I've Never Met Anyone From Online
lalicopa: (michelin baby)
We have a burglar alarm in the house and I set it every night. Robert tried setting it tonight, and ended up sounding the main alarm, which is terribly loud. Amazingly, Lily slept through it (Laszlo hadn't fallen asleep yet). So I was waiting for central station to call to see if everything was ok, but they didn't, so I assumed he just pressed some test button and that was it. Seven minutes after he sounded the alarm, there were flashing lights in our cul de sac. I went to the window to see 2 police cars outside our house with flashlights to see the numbers. I figured that Robert accidentally activated the silent alarm and the police came.

Bean, they were 2 HOT policemen...must be something about men in uniform today!

I told them what happened...they needed to see some ID, so I got my fugly license and they left. Just a lil excitement around these boring parts.

Tomorrow Laszlo starts therapy. I'm a little nervous, but really excited for him. He's been making great strides every day on his own, and I think this will just make it even better. Even if it's just so he can get used to being away from me and with a stranger for a half hour twice per week, that's great. Also, the place is right across from the biggest mall around...oh well. :-) If nothing else, it's a way to spend some cold days.
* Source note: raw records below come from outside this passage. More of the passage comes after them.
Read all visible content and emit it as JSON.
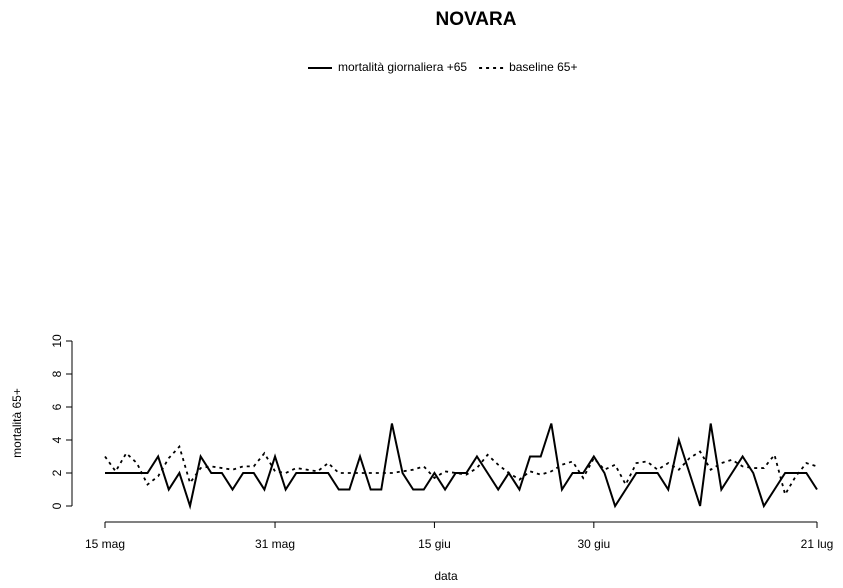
{
  "chart_data": {
    "type": "line",
    "title": "NOVARA",
    "x_label": "data",
    "y_label": "mortalità 65+",
    "categories": [
      "15 mag",
      null,
      null,
      null,
      null,
      null,
      null,
      null,
      null,
      null,
      null,
      null,
      null,
      null,
      null,
      null,
      "31 mag",
      null,
      null,
      null,
      null,
      null,
      null,
      null,
      null,
      null,
      null,
      null,
      null,
      null,
      null,
      "15 giu",
      null,
      null,
      null,
      null,
      null,
      null,
      null,
      null,
      null,
      null,
      null,
      null,
      null,
      null,
      "30 giu",
      null,
      null,
      null,
      null,
      null,
      null,
      null,
      null,
      null,
      null,
      null,
      null,
      null,
      null,
      null,
      null,
      null,
      null,
      null,
      null,
      "21 lug"
    ],
    "series": [
      {
        "name": "mortalità giornaliera +65",
        "color": "#000000",
        "linestyle": "solid",
        "values": [
          2,
          2,
          2,
          2,
          2,
          3,
          1,
          2,
          0,
          3,
          2,
          2,
          1,
          2,
          2,
          1,
          3,
          1,
          2,
          2,
          2,
          2,
          1,
          1,
          3,
          1,
          1,
          5,
          2,
          1,
          1,
          2,
          1,
          2,
          2,
          3,
          2,
          1,
          2,
          1,
          3,
          3,
          5,
          1,
          2,
          2,
          3,
          2,
          0,
          1,
          2,
          2,
          2,
          1,
          4,
          2,
          0,
          5,
          1,
          2,
          3,
          2,
          0,
          1,
          2,
          2,
          2,
          1
        ]
      },
      {
        "name": "baseline 65+",
        "color": "#000000",
        "linestyle": "dotted",
        "values": [
          3.0,
          2.1,
          3.2,
          2.6,
          1.3,
          1.8,
          2.9,
          3.6,
          1.4,
          2.3,
          2.4,
          2.3,
          2.2,
          2.4,
          2.4,
          3.2,
          2.1,
          2.0,
          2.3,
          2.2,
          2.1,
          2.6,
          2.0,
          2.0,
          2.0,
          2.0,
          2.0,
          2.0,
          2.1,
          2.2,
          2.4,
          1.7,
          2.1,
          2.0,
          1.9,
          2.3,
          3.1,
          2.5,
          2.0,
          1.6,
          2.1,
          1.9,
          2.1,
          2.5,
          2.7,
          1.7,
          2.9,
          2.2,
          2.5,
          1.3,
          2.6,
          2.7,
          2.2,
          2.6,
          2.2,
          2.9,
          3.3,
          2.2,
          2.6,
          2.8,
          2.4,
          2.3,
          2.3,
          3.1,
          0.7,
          1.8,
          2.6,
          2.4
        ]
      }
    ],
    "ylim": [
      0,
      10
    ],
    "yticks": [
      0,
      2,
      4,
      6,
      8,
      10
    ],
    "grid": false
  }
}
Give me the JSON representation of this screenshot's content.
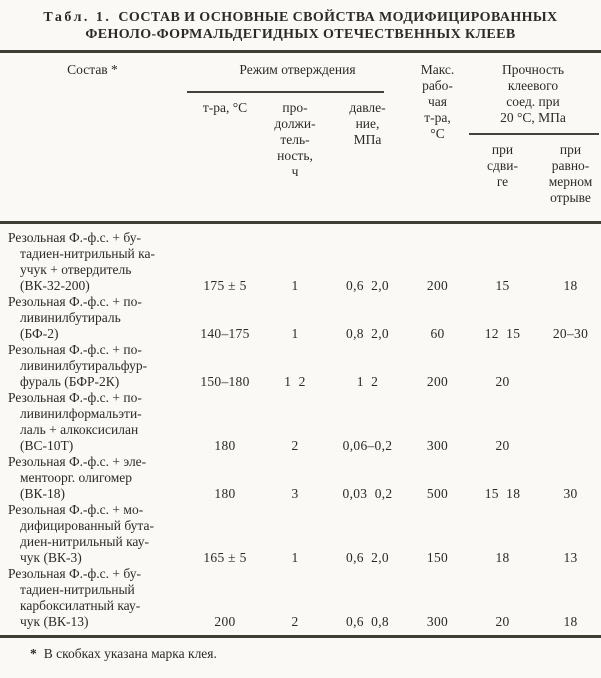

I've been feeling a little anxious lately and I think the main reason is because of that friend Ivy...the one who was my best friend but then said that "something is wrong" with Laszlo. I honestly think that the main reason I had him evaluated in the first place was because of her nasty comments. I miss her friendship and I'm not sure why. I saw her true colors. She's not the kind of person I could ever trust again, and I put a very high value on trust. I am the most open person I know and I can't stand secrecy. I couldn't be friends with someone if I had to keep things secret, and I'd never tell that bitch that I had my son evaluated. She would have such an "I told you so" attitude about it. I saw her at a party on Sunday and Laszlo was so happy to see her daughter. That's the part that makes me so sad. They were best friends for the first 2.5 years of their lives and now they don't see each other except at parties we're both invited to. I'm sentimental like that too, so I got a few pictures of them together and looking at them broke my heart. I used to introduce her to people as my future daughter in law. I can't believe how much this got to me and I think I've been ignoring how upset it's made me because I know how fucked up she is and how wrong the way she handled the situation was...and all of her actions since are so non-friendly that I should just shake it off and move on. I have a lot of other friends that I do trust. I just have a problem losing friends.

Enough on that.

My eyes hurt, must be some winter dryness. I'm thinking of going to an eye doctor just to check out what's going on with them. I could use another vision check up too, it's been a few years and I put my old glasses on the other day and was amazed how much clearer the computer monitor was!